A woman leaves her 21-month-old child alone in a car. Mom is a smoker and "inadvertently" drops a still-burning cigarette onto the car seat beside the baby. The baby, who is now 13 years old, suffered burns over 77% of her body, with results including amputation of all her fingers and loss of hearing (from antibiotics), which led to "a limited ability to speak."
Which outcome of this heinous situation this do you think is more probable?
(A) The child is removed, or is threatened with removal, from the mother's custody while still in the hospital, while the mother is jailed for child neglect (leaving such a young child alone in the car - a felony in the state in which this took place) and reckless endangerment of a child (leaving something burning alone in a car with the child).
(B) The mother is awarded a $2 million settlement by the tobacco company, Philip Morris, because the company was neglectful in creating cigarettes that "burn down their filter even when they [are] not being smoked." The company's rectification of this matter in 2000 by creating new cigarettes that fail to burn when not being smoked is not heralded as a new safety feature, but instead presented as proof that the company should be held liable for innocent victims of cigarette-related fires before 2000.

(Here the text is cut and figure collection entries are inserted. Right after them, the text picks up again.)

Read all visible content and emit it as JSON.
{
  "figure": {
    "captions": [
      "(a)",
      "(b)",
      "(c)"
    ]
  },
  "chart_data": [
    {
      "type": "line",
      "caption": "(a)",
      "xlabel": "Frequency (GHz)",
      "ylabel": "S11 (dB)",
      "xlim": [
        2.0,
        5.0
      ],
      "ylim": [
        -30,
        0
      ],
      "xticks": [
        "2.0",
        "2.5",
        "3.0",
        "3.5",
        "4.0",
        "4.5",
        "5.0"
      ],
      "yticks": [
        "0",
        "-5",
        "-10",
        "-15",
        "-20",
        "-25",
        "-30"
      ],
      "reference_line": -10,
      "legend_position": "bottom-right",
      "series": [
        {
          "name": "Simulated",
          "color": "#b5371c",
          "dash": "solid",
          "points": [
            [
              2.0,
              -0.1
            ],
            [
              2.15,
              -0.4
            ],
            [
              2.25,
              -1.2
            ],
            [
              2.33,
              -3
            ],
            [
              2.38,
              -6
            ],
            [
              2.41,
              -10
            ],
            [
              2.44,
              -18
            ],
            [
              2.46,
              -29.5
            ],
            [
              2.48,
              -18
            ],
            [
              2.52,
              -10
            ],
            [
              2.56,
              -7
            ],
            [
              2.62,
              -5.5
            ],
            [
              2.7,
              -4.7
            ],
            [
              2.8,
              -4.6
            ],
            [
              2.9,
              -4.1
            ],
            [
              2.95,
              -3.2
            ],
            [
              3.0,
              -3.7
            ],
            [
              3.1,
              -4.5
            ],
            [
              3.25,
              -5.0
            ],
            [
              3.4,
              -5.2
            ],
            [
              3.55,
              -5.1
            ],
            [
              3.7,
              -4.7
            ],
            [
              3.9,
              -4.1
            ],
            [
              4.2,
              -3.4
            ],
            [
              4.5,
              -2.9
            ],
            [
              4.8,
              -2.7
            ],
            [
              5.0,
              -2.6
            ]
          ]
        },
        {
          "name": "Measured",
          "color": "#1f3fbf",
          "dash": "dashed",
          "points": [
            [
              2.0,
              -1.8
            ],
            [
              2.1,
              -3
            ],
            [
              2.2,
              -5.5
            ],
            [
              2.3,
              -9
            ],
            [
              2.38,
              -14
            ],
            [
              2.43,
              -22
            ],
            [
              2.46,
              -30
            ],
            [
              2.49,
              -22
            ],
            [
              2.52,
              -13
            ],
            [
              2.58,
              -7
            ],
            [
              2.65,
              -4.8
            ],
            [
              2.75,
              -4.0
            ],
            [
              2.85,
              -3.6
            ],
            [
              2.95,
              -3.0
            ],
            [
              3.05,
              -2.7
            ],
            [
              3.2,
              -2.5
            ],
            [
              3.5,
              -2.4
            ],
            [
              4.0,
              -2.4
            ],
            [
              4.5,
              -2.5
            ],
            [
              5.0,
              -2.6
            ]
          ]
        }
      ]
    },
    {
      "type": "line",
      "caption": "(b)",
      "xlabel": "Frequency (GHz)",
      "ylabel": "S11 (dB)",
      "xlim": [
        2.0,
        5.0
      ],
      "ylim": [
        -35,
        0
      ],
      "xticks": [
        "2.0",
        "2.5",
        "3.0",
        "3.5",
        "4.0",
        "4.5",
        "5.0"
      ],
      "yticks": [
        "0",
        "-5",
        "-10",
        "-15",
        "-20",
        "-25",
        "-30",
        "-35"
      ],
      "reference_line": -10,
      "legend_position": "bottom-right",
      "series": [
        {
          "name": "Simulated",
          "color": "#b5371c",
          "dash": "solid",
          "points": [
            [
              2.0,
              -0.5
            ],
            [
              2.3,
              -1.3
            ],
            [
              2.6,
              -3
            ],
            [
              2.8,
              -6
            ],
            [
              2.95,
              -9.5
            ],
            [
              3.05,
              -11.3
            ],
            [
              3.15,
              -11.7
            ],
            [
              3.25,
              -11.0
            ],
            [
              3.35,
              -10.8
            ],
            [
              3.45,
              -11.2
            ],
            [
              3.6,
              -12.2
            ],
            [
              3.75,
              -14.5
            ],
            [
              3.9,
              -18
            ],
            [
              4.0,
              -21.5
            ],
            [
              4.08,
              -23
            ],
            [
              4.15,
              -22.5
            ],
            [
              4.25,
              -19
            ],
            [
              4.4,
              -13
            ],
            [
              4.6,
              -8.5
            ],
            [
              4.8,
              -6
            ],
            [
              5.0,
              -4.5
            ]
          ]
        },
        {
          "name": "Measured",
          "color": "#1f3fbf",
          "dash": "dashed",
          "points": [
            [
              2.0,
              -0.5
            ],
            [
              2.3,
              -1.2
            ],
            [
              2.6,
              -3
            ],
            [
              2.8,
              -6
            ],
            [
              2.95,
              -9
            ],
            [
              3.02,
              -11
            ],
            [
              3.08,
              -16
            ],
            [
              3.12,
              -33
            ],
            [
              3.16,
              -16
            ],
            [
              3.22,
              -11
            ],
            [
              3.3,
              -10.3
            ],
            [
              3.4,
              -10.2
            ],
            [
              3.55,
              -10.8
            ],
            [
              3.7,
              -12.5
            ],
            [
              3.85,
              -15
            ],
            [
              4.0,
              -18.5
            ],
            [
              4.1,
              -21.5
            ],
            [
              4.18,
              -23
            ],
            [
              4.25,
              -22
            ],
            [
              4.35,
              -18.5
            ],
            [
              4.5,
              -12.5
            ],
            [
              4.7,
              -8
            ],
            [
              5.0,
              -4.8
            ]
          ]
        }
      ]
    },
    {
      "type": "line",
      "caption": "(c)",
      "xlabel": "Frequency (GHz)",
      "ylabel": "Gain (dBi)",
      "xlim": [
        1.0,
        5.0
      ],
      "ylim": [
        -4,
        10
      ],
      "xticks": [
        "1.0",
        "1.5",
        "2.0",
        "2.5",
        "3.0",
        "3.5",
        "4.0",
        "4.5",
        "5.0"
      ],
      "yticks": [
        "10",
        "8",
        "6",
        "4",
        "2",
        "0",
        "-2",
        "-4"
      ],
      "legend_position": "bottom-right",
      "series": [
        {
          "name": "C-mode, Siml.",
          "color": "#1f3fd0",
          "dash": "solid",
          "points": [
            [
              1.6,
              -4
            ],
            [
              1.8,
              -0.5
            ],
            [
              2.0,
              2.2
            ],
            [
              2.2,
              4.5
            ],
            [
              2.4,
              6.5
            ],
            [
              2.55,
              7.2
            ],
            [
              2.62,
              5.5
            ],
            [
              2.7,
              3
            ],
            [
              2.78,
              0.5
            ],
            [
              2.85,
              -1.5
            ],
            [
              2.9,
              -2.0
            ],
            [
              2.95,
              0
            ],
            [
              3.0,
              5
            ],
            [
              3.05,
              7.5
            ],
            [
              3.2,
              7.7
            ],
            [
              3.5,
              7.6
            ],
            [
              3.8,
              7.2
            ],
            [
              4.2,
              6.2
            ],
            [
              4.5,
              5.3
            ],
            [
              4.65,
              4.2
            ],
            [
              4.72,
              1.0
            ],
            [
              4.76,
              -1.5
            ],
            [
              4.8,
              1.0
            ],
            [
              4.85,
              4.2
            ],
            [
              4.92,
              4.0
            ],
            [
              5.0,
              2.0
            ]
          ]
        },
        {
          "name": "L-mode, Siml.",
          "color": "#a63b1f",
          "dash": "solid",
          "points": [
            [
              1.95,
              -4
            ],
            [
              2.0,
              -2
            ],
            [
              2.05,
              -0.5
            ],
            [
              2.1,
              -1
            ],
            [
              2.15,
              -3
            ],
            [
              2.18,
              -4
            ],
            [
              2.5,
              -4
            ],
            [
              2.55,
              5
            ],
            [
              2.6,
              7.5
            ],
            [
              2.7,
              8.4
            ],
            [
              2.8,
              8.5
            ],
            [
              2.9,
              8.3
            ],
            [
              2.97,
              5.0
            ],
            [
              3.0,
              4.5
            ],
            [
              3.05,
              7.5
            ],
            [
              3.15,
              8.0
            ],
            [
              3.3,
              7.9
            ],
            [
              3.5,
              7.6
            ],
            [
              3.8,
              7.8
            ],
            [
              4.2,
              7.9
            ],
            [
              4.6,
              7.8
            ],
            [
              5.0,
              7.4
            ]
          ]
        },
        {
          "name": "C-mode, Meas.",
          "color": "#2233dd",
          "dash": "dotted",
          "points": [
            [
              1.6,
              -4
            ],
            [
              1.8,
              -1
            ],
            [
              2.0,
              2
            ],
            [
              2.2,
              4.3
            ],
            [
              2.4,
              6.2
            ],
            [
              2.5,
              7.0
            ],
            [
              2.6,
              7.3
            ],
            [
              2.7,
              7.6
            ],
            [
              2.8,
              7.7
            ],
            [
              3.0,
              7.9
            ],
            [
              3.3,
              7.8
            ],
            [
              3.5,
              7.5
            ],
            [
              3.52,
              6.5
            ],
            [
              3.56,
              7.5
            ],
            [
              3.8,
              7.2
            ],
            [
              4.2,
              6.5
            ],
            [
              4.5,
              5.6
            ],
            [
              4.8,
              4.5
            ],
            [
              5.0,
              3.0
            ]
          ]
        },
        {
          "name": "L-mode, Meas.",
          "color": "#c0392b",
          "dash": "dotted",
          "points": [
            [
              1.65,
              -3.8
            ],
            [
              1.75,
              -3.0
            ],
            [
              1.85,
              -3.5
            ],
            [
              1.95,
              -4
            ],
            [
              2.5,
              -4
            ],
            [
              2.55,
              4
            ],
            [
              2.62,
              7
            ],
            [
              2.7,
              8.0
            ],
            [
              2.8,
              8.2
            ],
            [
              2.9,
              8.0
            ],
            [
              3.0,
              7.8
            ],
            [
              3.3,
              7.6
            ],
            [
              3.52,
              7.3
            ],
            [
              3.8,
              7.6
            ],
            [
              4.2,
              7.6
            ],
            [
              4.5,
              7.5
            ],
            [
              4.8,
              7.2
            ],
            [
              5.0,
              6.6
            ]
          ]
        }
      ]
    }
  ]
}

Sadly, if you guess (A), you're wrong. How have we reached an age where Child Protective Services workers might decide to investigate, without due cause, homeschooling parents for abuse, yet this woman was apparently off the hook because there was someone with deeper pockets to sue? Smoking is politically incorrect these days - but how does that translate to letting a smoking parent off the hook for her contribution to the severe impairment to her own child?